The attack comes a day after militants killed five Indian security personnel, including two army officers and a counterinsurgency police officer, in the Handwara area. Two militants were killed in that fighting.
India has stepped up its counterinsurgency operations across Kashmir in recent months amid the coronavirus lockdown. Militants fighting Indian rule have not ceased their attacks on government forces and alleged informants. Over two dozen militants and about a dozen Indian troops have been killed in April, the most in any month this year.
There has also been almost daily fighting over the last several months along the rugged and mountainous highly militarized frontier that divides Kashmir between India and Pakistan.

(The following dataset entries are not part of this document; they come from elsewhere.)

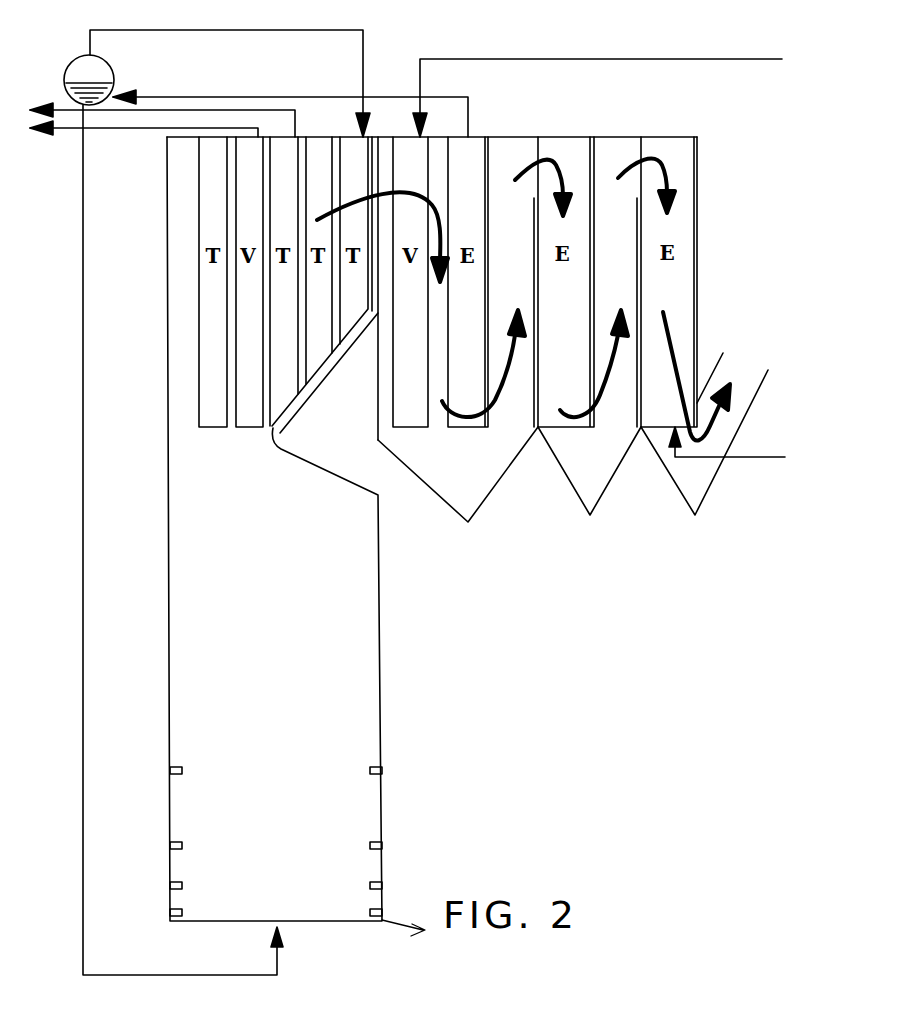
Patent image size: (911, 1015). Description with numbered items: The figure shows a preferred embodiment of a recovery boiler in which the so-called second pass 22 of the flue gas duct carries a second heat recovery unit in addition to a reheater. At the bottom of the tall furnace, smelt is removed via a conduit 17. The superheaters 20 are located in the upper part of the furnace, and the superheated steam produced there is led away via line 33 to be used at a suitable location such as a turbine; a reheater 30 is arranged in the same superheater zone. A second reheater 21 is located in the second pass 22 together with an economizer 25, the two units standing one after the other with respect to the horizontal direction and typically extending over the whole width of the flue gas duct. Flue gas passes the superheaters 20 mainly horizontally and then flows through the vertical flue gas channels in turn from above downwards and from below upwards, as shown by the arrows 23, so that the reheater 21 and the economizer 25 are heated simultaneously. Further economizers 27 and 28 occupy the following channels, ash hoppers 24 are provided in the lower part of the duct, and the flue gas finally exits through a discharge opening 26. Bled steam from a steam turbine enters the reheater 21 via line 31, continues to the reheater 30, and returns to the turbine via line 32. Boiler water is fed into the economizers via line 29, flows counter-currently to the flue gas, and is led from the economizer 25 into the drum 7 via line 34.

The drum 7 is at (108, 61).
The conduit 17 is at (393, 927).
The superheaters 20 is at (211, 418).
The second reheater 21 is at (400, 407).
The second pass 22 is at (384, 352).
The arrows 23 is at (673, 342).
The ash hoppers 24 is at (450, 497).
The economizer 25 is at (473, 285).
The discharge opening 26 is at (735, 367).
The economizer 27 is at (568, 285).
The economizer 28 is at (685, 213).
The line 29 is at (745, 462).
The reheater 30 is at (247, 418).
The line 31 is at (685, 56).
The line 32 is at (118, 130).
The line 33 is at (235, 110).
The line 34 is at (163, 95).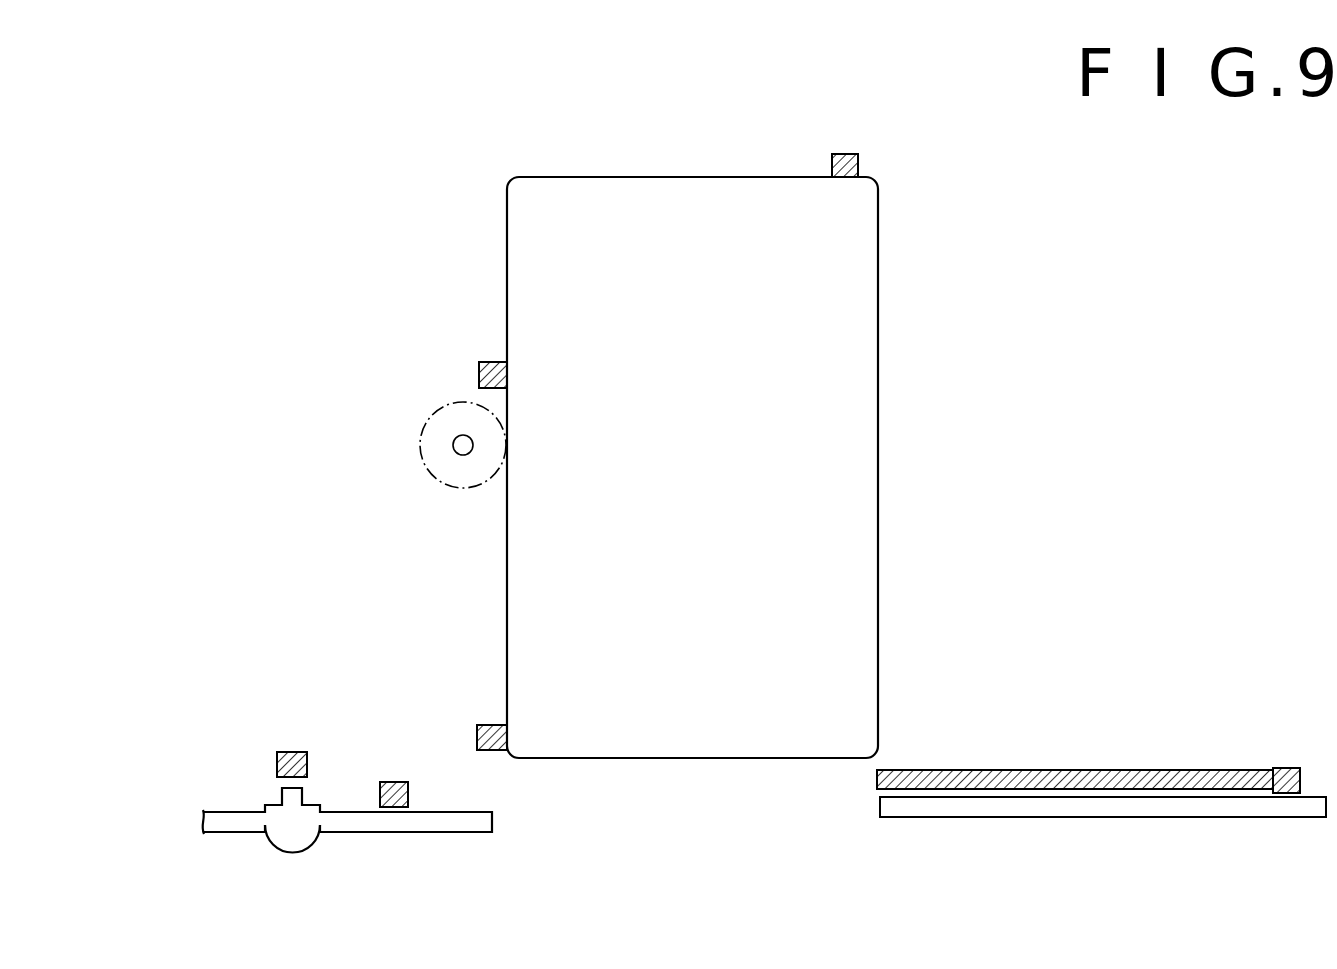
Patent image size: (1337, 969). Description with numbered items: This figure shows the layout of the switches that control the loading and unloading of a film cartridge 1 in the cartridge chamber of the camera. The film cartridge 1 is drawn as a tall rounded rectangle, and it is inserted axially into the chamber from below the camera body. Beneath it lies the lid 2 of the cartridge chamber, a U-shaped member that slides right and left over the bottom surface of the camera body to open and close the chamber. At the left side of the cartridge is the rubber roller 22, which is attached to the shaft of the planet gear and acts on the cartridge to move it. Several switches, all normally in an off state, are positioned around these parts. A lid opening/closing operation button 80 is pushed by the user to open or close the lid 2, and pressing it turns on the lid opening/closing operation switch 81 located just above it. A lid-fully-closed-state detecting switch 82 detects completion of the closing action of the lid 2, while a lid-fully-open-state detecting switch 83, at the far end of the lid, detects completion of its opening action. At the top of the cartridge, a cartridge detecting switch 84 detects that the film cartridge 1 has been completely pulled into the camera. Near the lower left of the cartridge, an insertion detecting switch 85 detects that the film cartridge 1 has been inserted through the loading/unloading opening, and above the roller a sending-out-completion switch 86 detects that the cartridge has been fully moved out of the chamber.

The film cartridge 1 is at (851, 468).
The lid 2 is at (1019, 780).
The roller 22 is at (420, 446).
The lid opening/closing operation button 80 is at (293, 837).
The lid opening/closing operation switch 81 is at (295, 750).
The lid-fully-closed-state detecting switch 82 is at (394, 782).
The lid-fully-open-state detecting switch 83 is at (1291, 768).
The cartridge detecting switch 84 is at (846, 154).
The insertion detecting switch 85 is at (477, 736).
The sending-out-completion switch 86 is at (478, 372).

On Friday, two Indian soldiers were killed in border skirmishes. On Wednesday, a Pakistani soldier and three civilians on both sides were killed in another bout of fighting.
India and Pakistan both claim the divided territory of Kashmir in its entirety. Most Kashmiris support the rebel goal of uniting the territory, either under Pakistani rule or as an independent country, while also participating in civilian street protests against Indian control.
India accuses Pakistan of arming and training the anti-India rebels. Pakistan denies this, saying it offers only moral and diplomatic support to the militants and to Kashmiris who oppose Indian rule.
Rebels have been fighting Indian rule since 1989. About 70,000 people have been killed in the uprising and the ensuing Indian military crackdown.